First, I will answer questions, then, with permission, I will express my opinion on the idea.
You can achieve delays of 10 ms, for example, when connecting point-to-point or in a simple local area network. But in your case it is almost unreal. For example, right now I have a ping to the gateway 75-80 ms. In addition to the fact that the packets will be lost, they will also be delivered with non-permanent time, that is, there will be a jiter.
The transport protocol is uniquely UDP. Although there is still CSTP , but it has limited support from providers, it is likely that there will be a node that will cut everything that is not UDP and not TCP. And in Vindouz he is generally a poor relative. On the application level, I recommend to get acquainted with the RTP .
P2P as in bittorent will not help you if the city network is strictly centralized, which is often the case in smaller cities. That is, if the provider has one gateway for all and to it centrally all channels from average users converge. It turns out that there will be one channel between participants and the bittorent will most likely lose because he has his own overhead too. The bit torrent needs redundant channels, then there is the possibility of parallel transmission, which is its essence.
You can try to organize P2P in Skype . For example, if among the three participants it turns out that 2 is more profitable to be an intermediary between 1 and 3, then you can designate 2 as a server for 1 and 3. Then he will have to transfer for 1: himself and 3, and for 2: himself and 1. For more participants will need to select intermediaries for each channel. That is, this is the maximum flow task.

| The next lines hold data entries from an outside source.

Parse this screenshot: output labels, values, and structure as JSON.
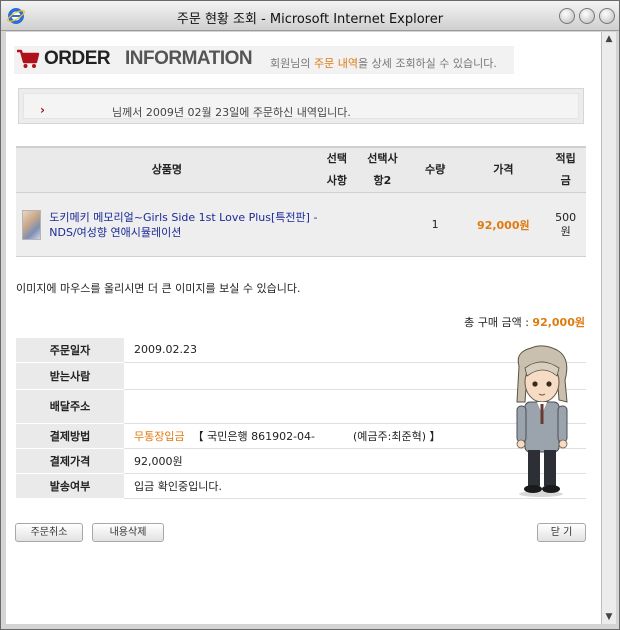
{
  "window": {
    "title": "주문 현황 조회 - Microsoft Internet Explorer"
  },
  "header": {
    "order_word": "ORDER",
    "information_word": "INFORMATION",
    "subtitle_pre": "회원님의 ",
    "subtitle_highlight": "주문 내역",
    "subtitle_post": "을 상세 조회하실 수 있습니다."
  },
  "notice": {
    "text": "님께서 2009년 02월 23일에 주문하신 내역입니다."
  },
  "product_table": {
    "headers": {
      "name": "상품명",
      "option1_line1": "선택",
      "option1_line2": "사항",
      "option2_line1": "선택사",
      "option2_line2": "항2",
      "qty": "수량",
      "price": "가격",
      "points_line1": "적립",
      "points_line2": "금"
    },
    "rows": [
      {
        "name": "도키메키 메모리얼~Girls Side 1st Love Plus[특전판] - NDS/여성향 연애시뮬레이션",
        "option1": "",
        "option2": "",
        "qty": "1",
        "price": "92,000원",
        "points_line1": "500",
        "points_line2": "원"
      }
    ]
  },
  "hover_note": "이미지에 마우스를 올리시면 더 큰 이미지를 보실 수 있습니다.",
  "total": {
    "label": "총 구매 금액 : ",
    "amount": "92,000원"
  },
  "info": {
    "order_date_label": "주문일자",
    "order_date": "2009.02.23",
    "recipient_label": "받는사람",
    "recipient": "",
    "address_label": "배달주소",
    "address": "",
    "payment_method_label": "결제방법",
    "payment_method": "무통장입금",
    "bank_info": "【 국민은행 861902-04-",
    "holder_info": "(예금주:최준혁) 】",
    "payment_amount_label": "결제가격",
    "payment_amount": "92,000원",
    "shipping_status_label": "발송여부",
    "shipping_status": "입금 확인중입니다."
  },
  "buttons": {
    "cancel_order": "주문취소",
    "delete_content": "내용삭제",
    "close": "닫 기"
  },
  "colors": {
    "accent_orange": "#e07a10",
    "link_blue": "#1a2a96",
    "cart_red": "#b0121b"
  },
  "icons": [
    "ie-icon",
    "cart-icon",
    "arrow-icon",
    "product-thumbnail",
    "character-illustration"
  ]
}
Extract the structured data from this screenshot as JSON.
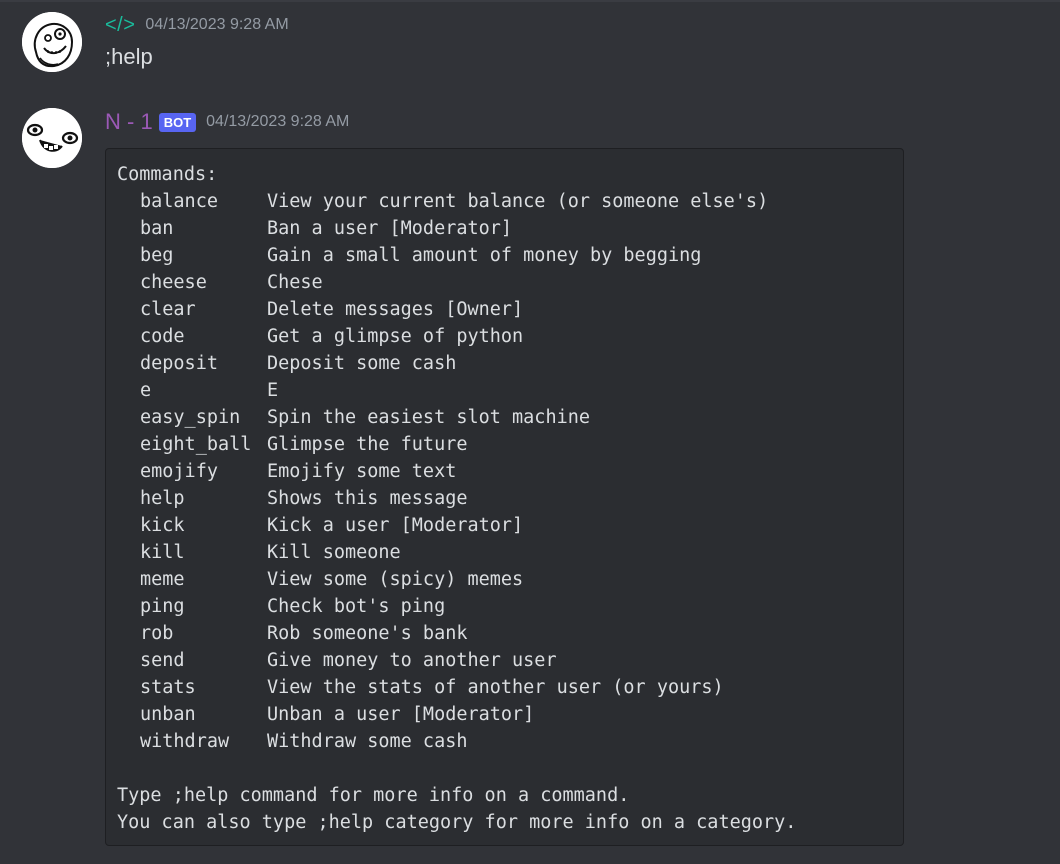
{
  "messages": [
    {
      "author": "</>",
      "timestamp": "04/13/2023 9:28 AM",
      "content": ";help"
    },
    {
      "author": "N - 1",
      "bot_tag": "BOT",
      "timestamp": "04/13/2023 9:28 AM",
      "code": {
        "heading": "Commands:",
        "commands": [
          {
            "name": "balance",
            "desc": "View your current balance (or someone else's)"
          },
          {
            "name": "ban",
            "desc": "Ban a user [Moderator]"
          },
          {
            "name": "beg",
            "desc": "Gain a small amount of money by begging"
          },
          {
            "name": "cheese",
            "desc": "Chese"
          },
          {
            "name": "clear",
            "desc": "Delete messages [Owner]"
          },
          {
            "name": "code",
            "desc": "Get a glimpse of python"
          },
          {
            "name": "deposit",
            "desc": "Deposit some cash"
          },
          {
            "name": "e",
            "desc": "E"
          },
          {
            "name": "easy_spin",
            "desc": "Spin the easiest slot machine"
          },
          {
            "name": "eight_ball",
            "desc": "Glimpse the future"
          },
          {
            "name": "emojify",
            "desc": "Emojify some text"
          },
          {
            "name": "help",
            "desc": "Shows this message"
          },
          {
            "name": "kick",
            "desc": "Kick a user [Moderator]"
          },
          {
            "name": "kill",
            "desc": "Kill someone"
          },
          {
            "name": "meme",
            "desc": "View some (spicy) memes"
          },
          {
            "name": "ping",
            "desc": "Check bot's ping"
          },
          {
            "name": "rob",
            "desc": "Rob someone's bank"
          },
          {
            "name": "send",
            "desc": "Give money to another user"
          },
          {
            "name": "stats",
            "desc": "View the stats of another user (or yours)"
          },
          {
            "name": "unban",
            "desc": "Unban a user [Moderator]"
          },
          {
            "name": "withdraw",
            "desc": "Withdraw some cash"
          }
        ],
        "footer_1": "Type ;help command for more info on a command.",
        "footer_2": "You can also type ;help category for more info on a category."
      }
    }
  ],
  "colors": {
    "background": "#313338",
    "codeblock_bg": "#2b2d31",
    "user_name_color": "#1abc9c",
    "bot_name_color": "#9b59b6",
    "bot_tag_bg": "#5865f2",
    "timestamp_color": "#949ba4",
    "text_color": "#dbdee1"
  },
  "icons": {
    "user_avatar": "troll-face-avatar-icon",
    "bot_avatar": "goofy-face-avatar-icon"
  }
}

It is definitely necessary to try to compress, but not with a zip, but with an audio codec. It is likely that compression / decompression can be done in hardware.
Now the opinion about the venture. Why did you even decide that a delay of 10 ms will be enough, music is a subtle thing. The big orchestra is usually managed by a conductor because the musicians simply do not hear each other. I recommend you look at the radio.